I had to look up the word sanguine. 🙂 He does consider “every” source, but not without a grain of salt, and describes the gospels and Acts as “Characterized by mythologization, story telling and appeals to Roman credulity” and having “more the nature of Hellenistic romance than of history books” (JBJ p. 26). That sounds like the theme of your latest posts and your opinion in general.
I regret having to cite him so often, but he’s an original and useful voice on a lot of the questions you ask.
I think that the list of appearances in First Corinthians reports three periods in the development of teachings about the mystical Jesus Christ.
The first period comprised mystical visions experienced by Simon Peter and by his first twelve converts on the top of Mount Hermon. This experience required a real climb up and down the mountain. Progress in this first period was very slow. The total time that passed until Peter accomplished his first twelve conversiions might have amounted to many months or even a few years.

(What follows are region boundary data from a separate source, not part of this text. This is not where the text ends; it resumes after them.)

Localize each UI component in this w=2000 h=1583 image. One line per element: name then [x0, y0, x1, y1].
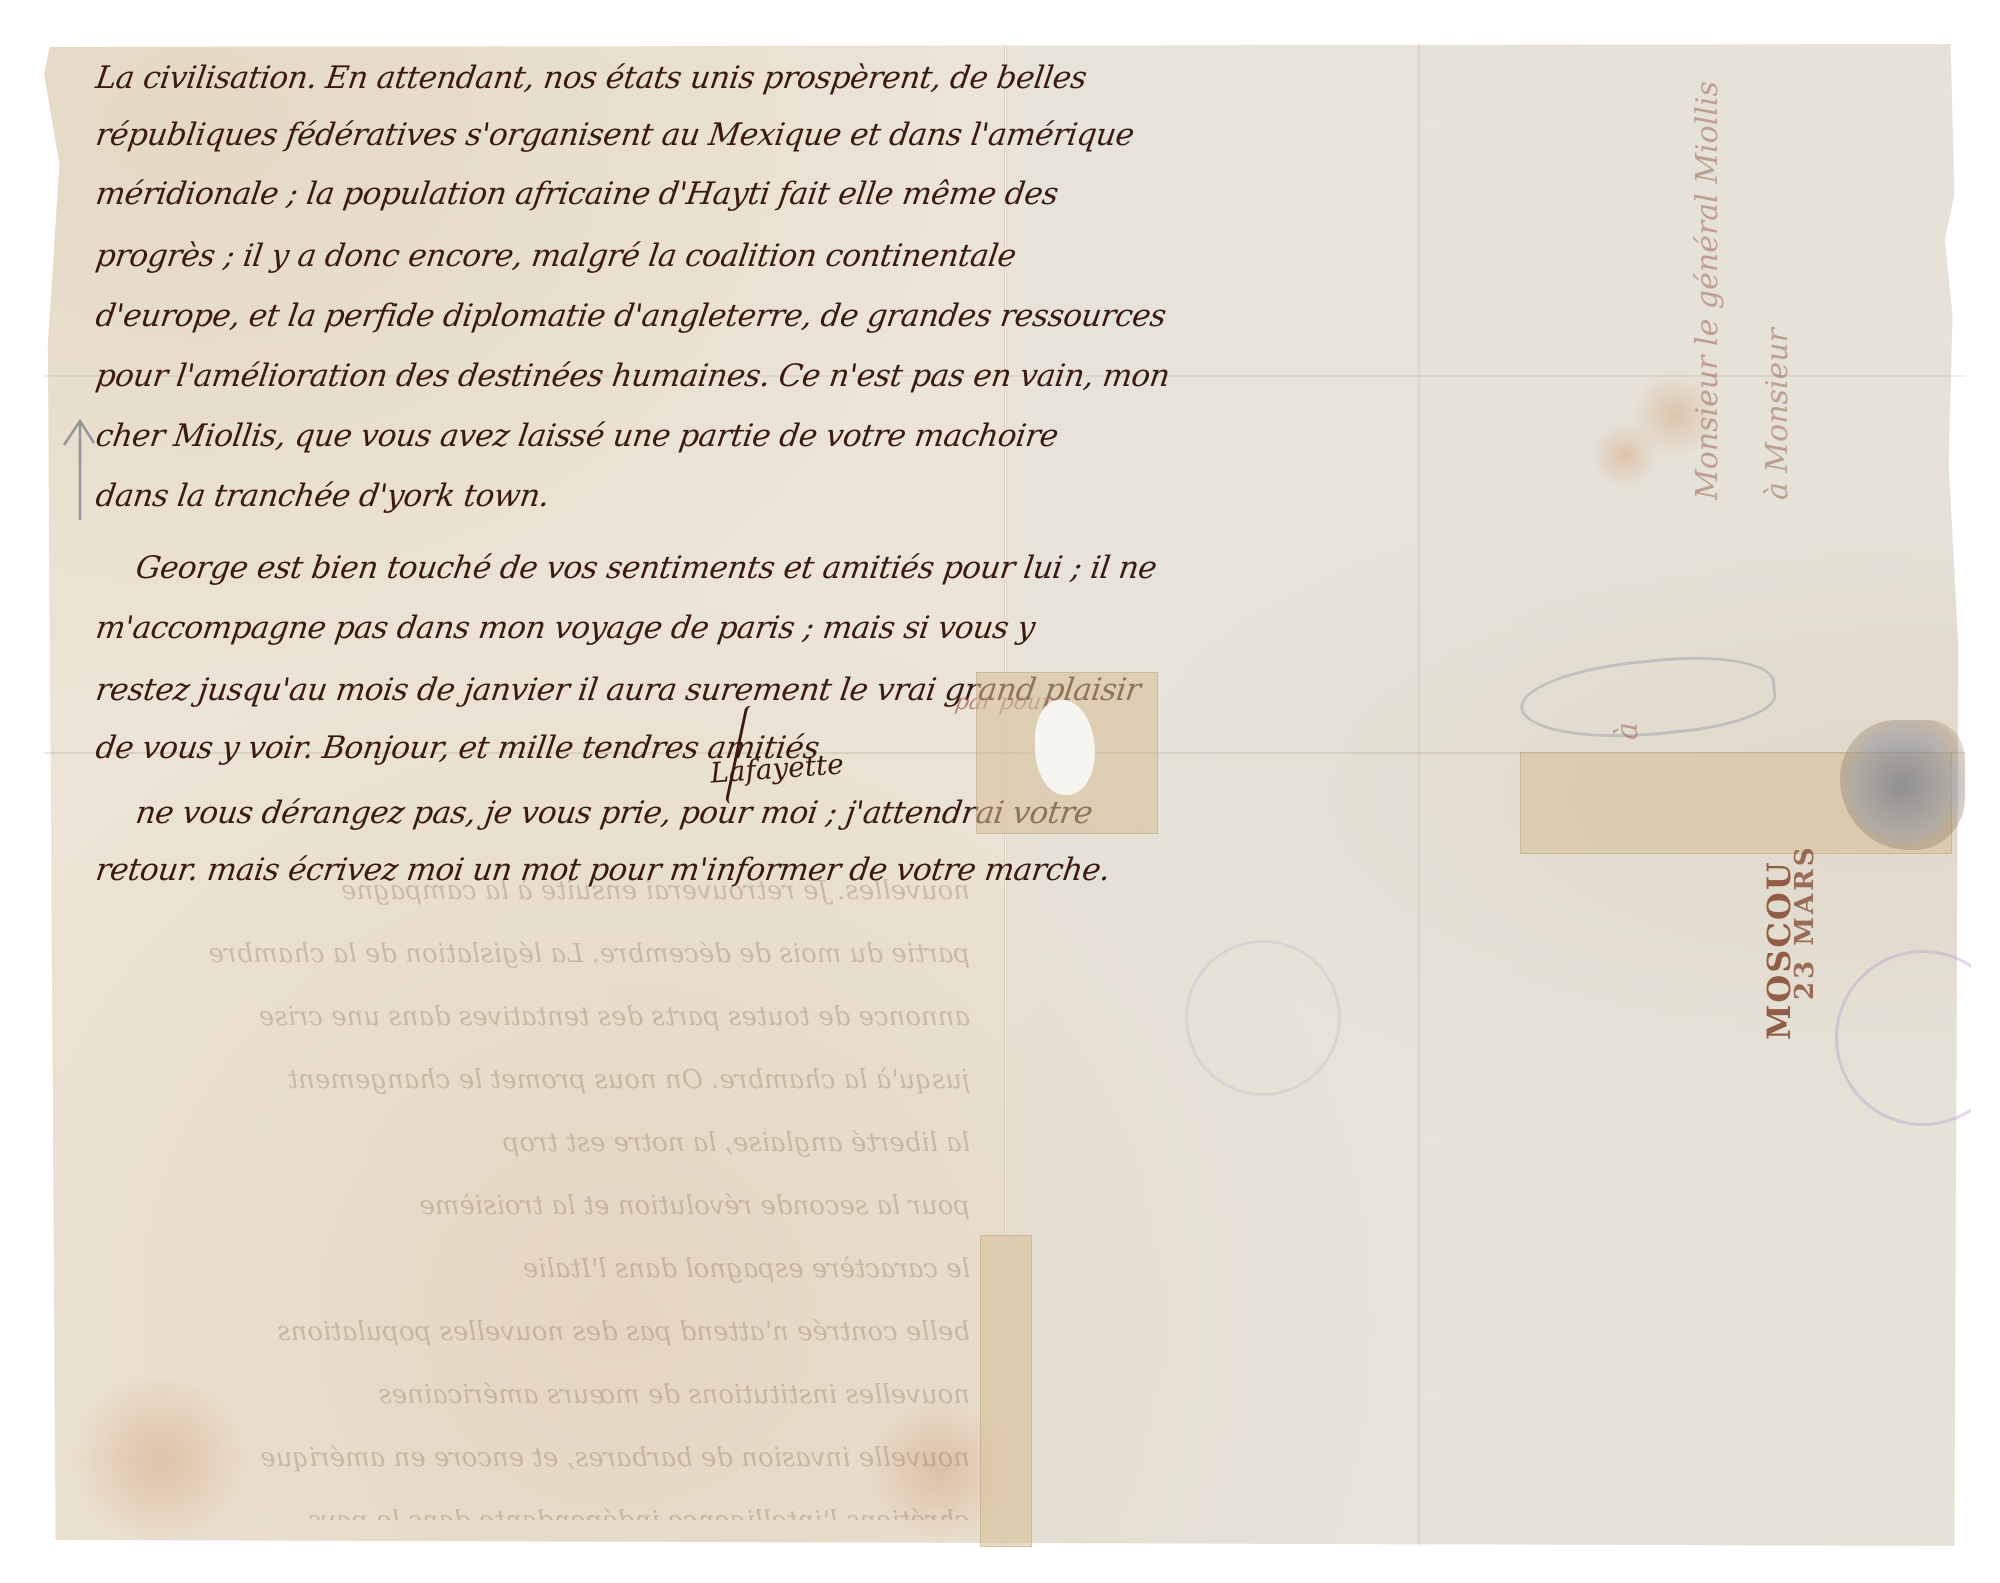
- letter-line: méridionale ; la population africaine d'…: [93, 176, 1060, 212]
- ring-stamp: [1835, 950, 2000, 1126]
- pencil-arrow-icon: [60, 415, 100, 525]
- letter-line: d'europe, et la perfide diplomatie d'ang…: [93, 298, 1168, 334]
- letter-line: m'accompagne pas dans mon voyage de pari…: [93, 610, 1037, 646]
- letter-line: pour l'amélioration des destinées humain…: [93, 358, 1171, 394]
- bleed-line: chrétiens l'intelligence indépendante da…: [90, 1490, 970, 1520]
- document-scan: nouvelles. Je retrouverai ensuite à la c…: [0, 0, 2000, 1583]
- letter-line: La civilisation. En attendant, nos états…: [93, 60, 1088, 96]
- address-line: à: [1610, 722, 1645, 740]
- bleed-line: nouvelle invasion de barbares, et encore…: [90, 1427, 970, 1490]
- address-line: Monsieur le général Miollis: [1690, 81, 1725, 500]
- bleed-line: annonce de toutes parts des tentatives d…: [90, 986, 970, 1049]
- address-line: à Monsieur: [1760, 328, 1795, 500]
- letter-line: dans la tranchée d'york town.: [93, 478, 551, 514]
- bleed-line: pour la seconde révolution et la troisiè…: [90, 1175, 970, 1238]
- bleed-line: le caractère espagnol dans l'Italie: [90, 1238, 970, 1301]
- bleed-line: belle contrée n'attend pas des nouvelles…: [90, 1301, 970, 1364]
- tape-repair: [980, 1235, 1032, 1547]
- letter-line: progrès ; il y a donc encore, malgré la …: [93, 238, 1018, 274]
- bleed-line: nouvelles institutions de mœurs américai…: [90, 1364, 970, 1427]
- ring-stamp: [1185, 940, 1341, 1096]
- postmark-date: 23 MARS: [1790, 844, 1820, 1000]
- letter-line: cher Miollis, que vous avez laissé une p…: [93, 418, 1060, 454]
- letter-line: ne vous dérangez pas, je vous prie, pour…: [133, 795, 1094, 831]
- bleed-line: jusqu'à la chambre. On nous promet le ch…: [90, 1049, 970, 1112]
- bleed-through-text: nouvelles. Je retrouverai ensuite à la c…: [90, 860, 970, 1520]
- letter-line: républiques fédératives s'organisent au …: [93, 117, 1136, 153]
- bleed-line: partie du mois de décembre. La législati…: [90, 923, 970, 986]
- bleed-line: la liberté anglaise, la notre est trop: [90, 1112, 970, 1175]
- letter-line: retour. mais écrivez moi un mot pour m'i…: [93, 852, 1112, 888]
- vertical-fold: [1418, 44, 1420, 1546]
- letter-line: George est bien touché de vos sentiments…: [133, 550, 1158, 586]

In the second period, progress was much faster, because 500 people were converted. Perhaps a decision was made that a proper vision did not require a climb to the top of Mount Hermon. This second period likewise lasted many months or even a few years.
In the third period, new converts themselves did not experience the mystical vision, but they believed what they were told by the previous converts who did experience the vision personally. This change was related to the conversion of James into the religion. I speculate that he was a person of great authority, popularity or wealth and that he agreed to join the religion only on the condition that his personal experience of the mystical vision would be the last.
Paul somehow managed to make himself into the one exception to that new rule, because his own experience was recognized as valid. The subsequence troubles that the religion had with Paul confirmed the wisdom of the rule that no more such experiences should be recognized as valid.
Appearances of Jesus keep happening, even to rational, intelligent people. Check out this example: http://www.bobmoorepainting.com/BlogPhotos/
Following up my Comment #5, the thought occurs to me that perhaps the Christian leadership accepted Paul’s belated mystical vision as valid just because he previously had conducted persecutions of Christians. That previous status made him a uniquely convincing and therefore valuable witness of the mystical vision, and so an exception was made for him even though he arrived after the deadline.